Below is an example of configuring customRuntimeOptions
.
{
"jobName": "jobname", // the k8s pod name to run this function instance
"jobNamespace": "namespace", // the k8s namespace to run this function in
"extractLabels": { // extra labels to attach to the statefulSet, service, and pods
"extraLabel": "value"
},
"extraAnnotations": { // extra annotations to attach to the statefulSet, service, and pods
"extraAnnotation": "value"
},
"nodeSelectorLabels": { // node selector labels to add on to the pod spec
"customLabel": "value"
},
"tolerations": [ // tolerations to add to the pod spec
{
"key": "custom-key",
"value": "value",
"effect": "NoSchedule"
}
],
"resourceRequirements": { // values for cpu and memory should be defined as described here: https://kubernetes.io/docs/concepts/configuration/manage-compute-resources-container
"requests": {
"cpu": 1,
"memory": "4G"
},
"limits": {
"cpu": 2,
"memory": "8G"
}
}
}
How to define Pulsar resource names when running Pulsar in Kubernetes
If you run Pulsar Functions or connectors on Kubernetes, you need to follow the Kubernetes naming convention to define the names of your Pulsar resources, whichever admin interface you use.

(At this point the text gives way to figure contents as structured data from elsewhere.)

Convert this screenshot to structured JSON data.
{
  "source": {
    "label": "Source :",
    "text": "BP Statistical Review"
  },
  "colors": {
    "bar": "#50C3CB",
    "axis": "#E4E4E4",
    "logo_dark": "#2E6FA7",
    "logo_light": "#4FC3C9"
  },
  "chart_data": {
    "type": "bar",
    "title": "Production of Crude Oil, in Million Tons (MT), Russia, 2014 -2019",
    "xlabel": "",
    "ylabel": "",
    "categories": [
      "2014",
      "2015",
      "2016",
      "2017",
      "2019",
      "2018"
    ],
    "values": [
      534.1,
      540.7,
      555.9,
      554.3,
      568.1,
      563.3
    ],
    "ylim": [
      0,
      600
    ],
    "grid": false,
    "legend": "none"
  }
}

Kubernetes requires a name that can be used as a DNS subdomain name as defined in RFC 1123. Pulsar supports more legal characters than the Kubernetes naming convention. If you create a Pulsar resource name with special characters that are not supported by Kubernetes (for example, including colons in a Pulsar namespace name), Kubernetes runtime translates the Pulsar object names into Kubernetes resource labels which are in RFC 1123-compliant forms. Consequently, you can run functions or connectors using Kubernetes runtime. The rules for translating Pulsar object names into Kubernetes resource labels are as below:
-
Truncate to 63 characters
-
Replace the following characters with dashes (-):
-
Non-alphanumeric characters
-
Underscores (_)
-
Dots (.)
-
-
Replace beginning and ending non-alphanumeric characters with 0
- If you get an error in translating Pulsar object names into Kubernetes resource labels (for example, you may have a naming collision if your Pulsar object name is too long) or want to customize the translating rules, see customize Kubernetes runtime.
- For how to configure Kubernetes runtime, see instructions.